A little piece of Cumbria can be found at a prestige London art gallery, and there's a connection with Grasmere's Heaton Cooper Studio.
Linda Ryle, who is married to the mountain painter Julian Cooper, has two paintings accepted for the show at Browse & Darby in the heart of St James's. Julian is the third generation of artists in the Heaton Cooper dynasty, the son of William Heaton Cooper and grandson of Alfred Heaton Cooper. The exhibition, which includes early 20th Century British paintings, drawings, prints and sculpture, alongside works from the contemporary gallery artists, will run until 24th January.
Says Linda: "The paintings are two very contrasting pieces. One shows a hefty piece of hawser rope which I found on Allonby beach quite some time ago. The other is a piece of quite fragile looking hand-made paper, which Cockermouth artist Jackie Scammell gave me years ago. Often objects stay in my studio for a long time before I decide what to do with them."

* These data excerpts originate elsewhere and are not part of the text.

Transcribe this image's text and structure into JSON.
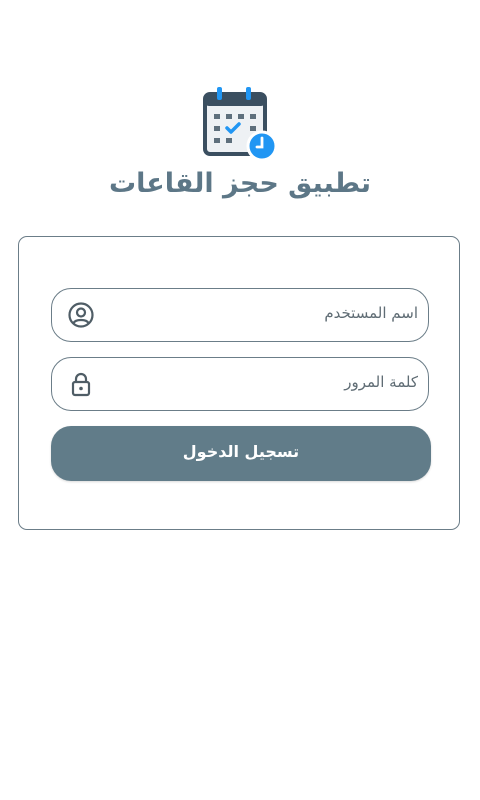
{
  "app": {
    "title": "تطبيق حجز القاعات",
    "logo_icon": "calendar-clock-icon"
  },
  "login": {
    "username_placeholder": "اسم المستخدم",
    "username_value": "",
    "username_icon": "user-circle-icon",
    "password_placeholder": "كلمة المرور",
    "password_value": "",
    "password_icon": "lock-icon",
    "submit_label": "تسجيل الدخول"
  },
  "colors": {
    "primary": "#617c89",
    "title": "#5d7787",
    "border": "#6b7d88",
    "accent_clock": "#2196f3",
    "calendar_dark": "#3b4f60"
  }
}
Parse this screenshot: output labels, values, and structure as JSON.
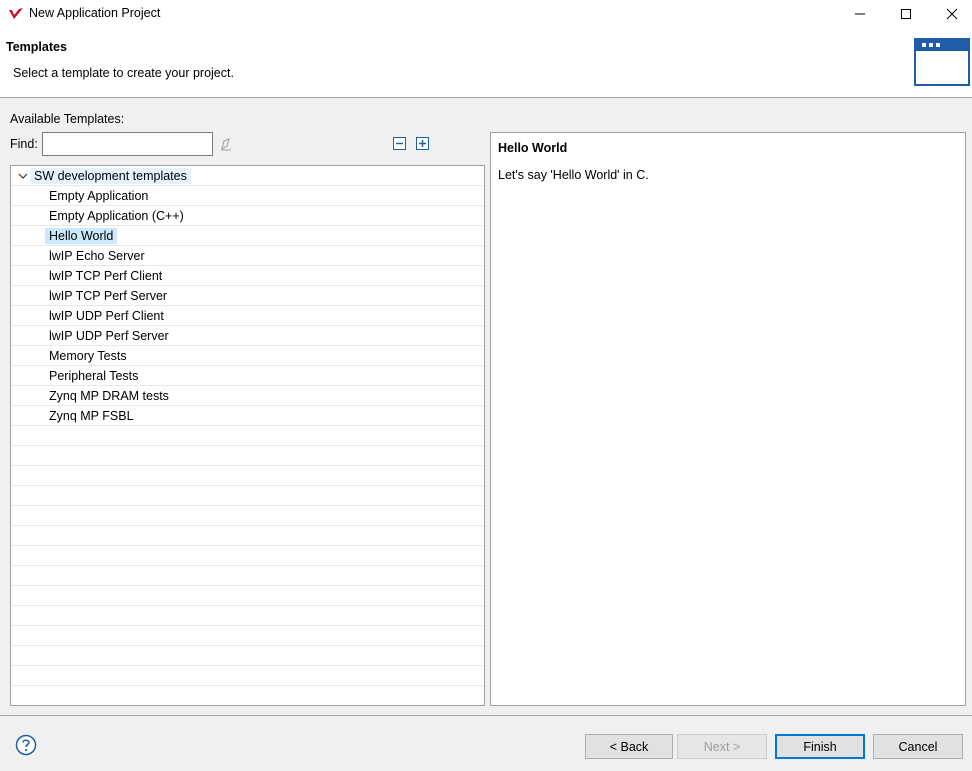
{
  "window": {
    "title": "New Application Project"
  },
  "header": {
    "title": "Templates",
    "description": "Select a template to create your project."
  },
  "templates": {
    "available_label": "Available Templates:",
    "find_label": "Find:",
    "find_value": "",
    "category": "SW development templates",
    "items": [
      "Empty Application",
      "Empty Application (C++)",
      "Hello World",
      "lwIP Echo Server",
      "lwIP TCP Perf Client",
      "lwIP TCP Perf Server",
      "lwIP UDP Perf Client",
      "lwIP UDP Perf Server",
      "Memory Tests",
      "Peripheral Tests",
      "Zynq MP DRAM tests",
      "Zynq MP FSBL"
    ],
    "selected": "Hello World"
  },
  "description": {
    "title": "Hello World",
    "text": "Let's say 'Hello World' in C."
  },
  "buttons": {
    "back": "< Back",
    "next": "Next >",
    "finish": "Finish",
    "cancel": "Cancel"
  },
  "colors": {
    "selection": "#cce8ff",
    "default_button_border": "#0078d7",
    "header_icon": "#1f5ea8"
  }
}
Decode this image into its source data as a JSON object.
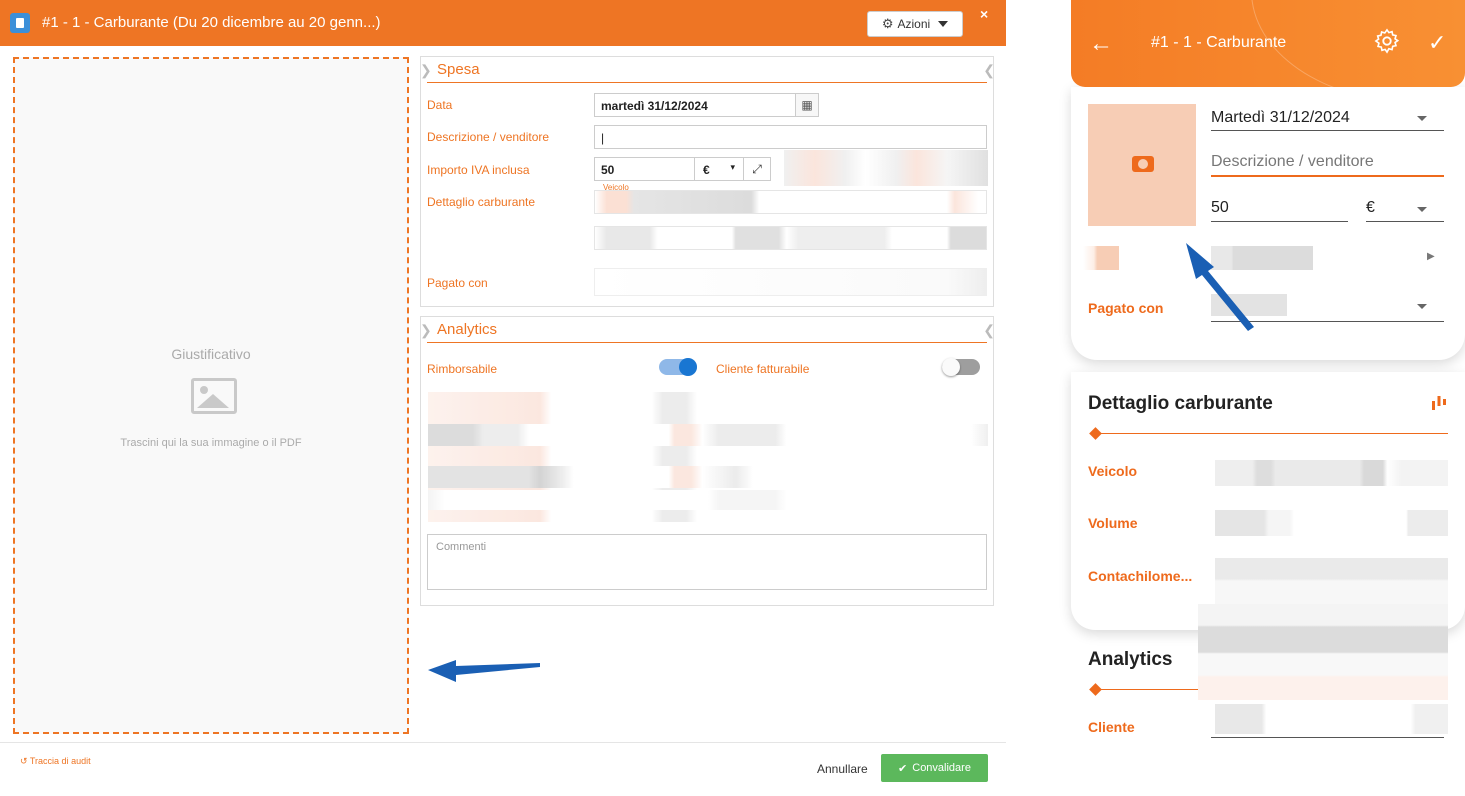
{
  "desktop": {
    "title": "#1 -  1 - Carburante (Du 20 dicembre au 20 genn...)",
    "actions_label": "Azioni",
    "close_label": "×",
    "dropzone": {
      "label": "Giustificativo",
      "hint": "Trascini qui la sua immagine o il PDF"
    },
    "spesa": {
      "title": "Spesa",
      "date_label": "Data",
      "date_value": "martedì 31/12/2024",
      "desc_label": "Descrizione / venditore",
      "desc_value": "",
      "amount_label": "Importo IVA inclusa",
      "amount_value": "50",
      "currency": "€",
      "fuel_label": "Dettaglio carburante",
      "vehicle_label": "Veicolo",
      "paid_label": "Pagato con"
    },
    "analytics": {
      "title": "Analytics",
      "refundable_label": "Rimborsabile",
      "refundable_on": true,
      "billable_label": "Cliente fatturabile",
      "billable_on": false,
      "comments_placeholder": "Commenti"
    },
    "footer": {
      "audit_label": "Traccia di audit",
      "cancel_label": "Annullare",
      "validate_label": "Convalidare"
    }
  },
  "mobile": {
    "title": "#1 - 1 - Carburante",
    "date_value": "Martedì 31/12/2024",
    "desc_placeholder": "Descrizione / venditore",
    "amount_value": "50",
    "currency": "€",
    "paid_label": "Pagato con",
    "fuel_section_title": "Dettaglio carburante",
    "vehicle_label": "Veicolo",
    "volume_label": "Volume",
    "odometer_label": "Contachilome...",
    "analytics_title": "Analytics",
    "client_label": "Cliente"
  },
  "colors": {
    "brand_orange": "#ee7524",
    "validate_green": "#5cb85c",
    "toggle_blue": "#1976d2",
    "arrow_blue": "#1a5fb4"
  }
}
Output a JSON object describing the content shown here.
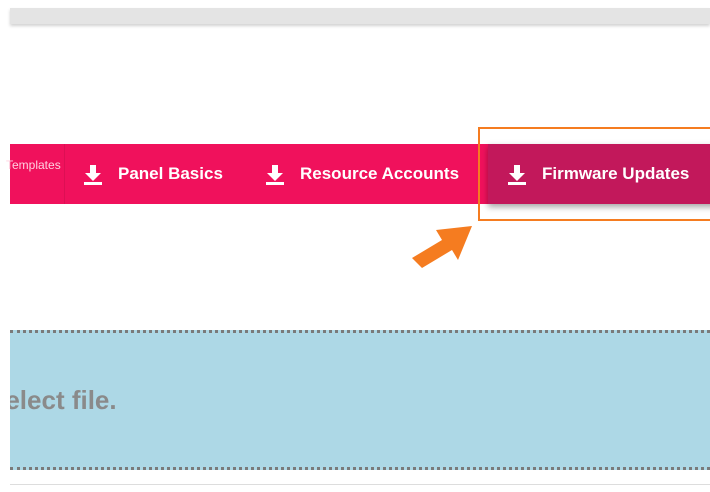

Lillian Browse and William Darby formed Browse & Darby in 1977, first opening on Cork Street in the space previously occupied by highly respected partnership, Roland, Browse & Delbanco who had specialised in 19th and 20th century art since the mid 1940s.
They recently opened their new gallery at 34 Bury Street in the heart of St James’s. The gallery has long championed figurative painting, mixing contemporary artists from the Euston Road, and Slade Schools: William Coldstream, Anthony Eyton, Patrick George, Anthony Fry, and Jeffrey Camp, with classic British and French artists, including Walter Richard Sickert, William Nicholson, Matthew Smith, Edgar Degas, Auguste Rodin, and other Post-Impressionist masters.